Neue Aufgaben wären also mit neuen Kosten verbunden, eine bekannte Schwachstelle des Bildungssystems.
Ungleiche Chancen im Klassenzimmer
Mit der KI-Nutzung kommt auch ein weiteres Problem auf die Schulen zu. Programme wie Chat-GPT kennen eine Gratis-Version und eine kostenpflichtige Version. Quellen hochladen und weitere hilfreiche Funktionen für den Unterricht sind bei vielen Anbietern nur mit der Bezahlversion möglich. Das könnte für ungleiche Chancen im Klassenzimmer sorgen, wenn der Bot der einen Schüler mehr kann als jener der anderen.

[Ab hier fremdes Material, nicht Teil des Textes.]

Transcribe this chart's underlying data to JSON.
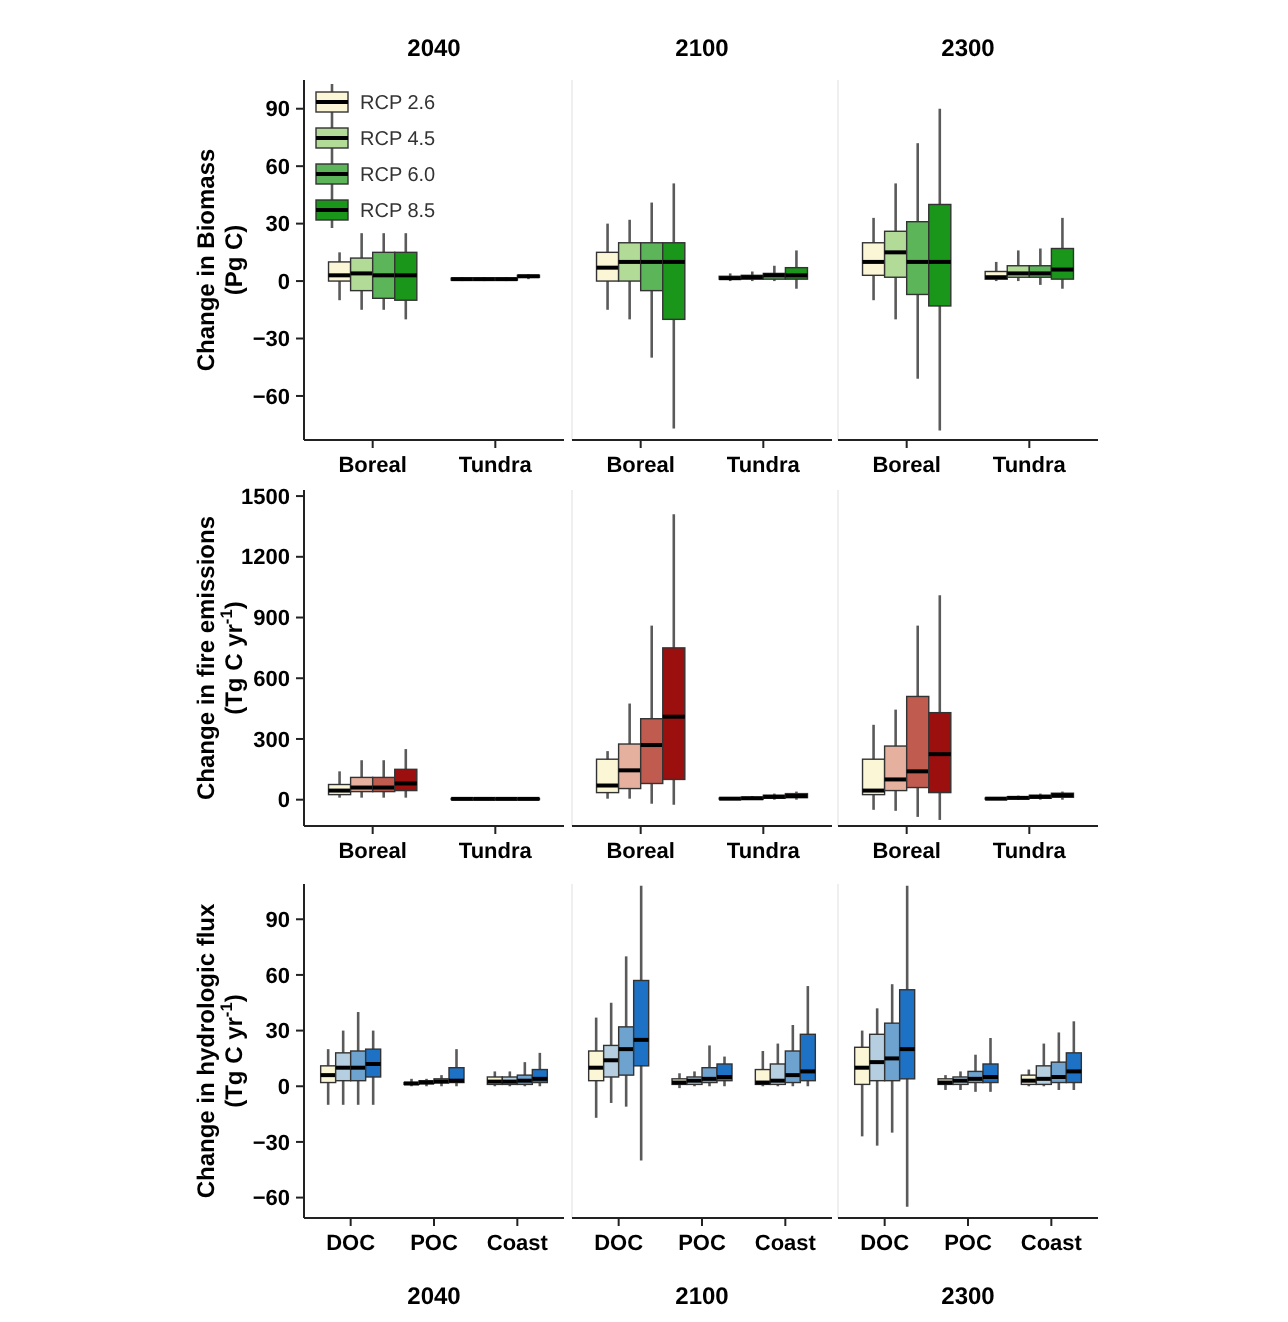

Und wenn er zu viel kann, ist es nach Lesart des Schweizer Lehrerverbands auch nicht gut: Schreib-Bots wie Chat-GPT seien in der Lage, komplexe Texte von hoher Qualität zu erstellen, schreibt der Verband in seinem Positionspapier. Diese Fragmente kritisch zu betrachten und dann inhaltlich-sprachlich-textlich weiterzuentwickeln, sei eine schwierige Aufgabe, welcher schwächere Schüler nicht gewachsen seien.
Christian Hugi, der Präsident des Zürcher Lehrerinnen- und Lehrerverbands (ZLV), formuliert es so: «Schülerinnen und Schüler sollten auf jeden Fall weiterhin selber schreiben und lesen – sonst sind sie gar nicht in der Lage, einen fertigen Text einer KI zu beurteilen.»
Hugi lässt durchblicken, dass sich Schülerinnen und Schüler sehr für künstliche Intelligenz interessieren, selbst auf der Unterstufe, auf der der ZLV-Präsident unterrichtet. Dieses Interesse sollten die Lehrer nutzen. Es wäre eine Chance – auch wenn der nationale Lehrerverband in seinem Positionspapier eher die Risiken hervorhebt und KI als potenzielle Gefahr für die direkte Demokratie (wegen Fake News) und für die Chancengleichheit der Kinder und Jugendlichen bezeichnet.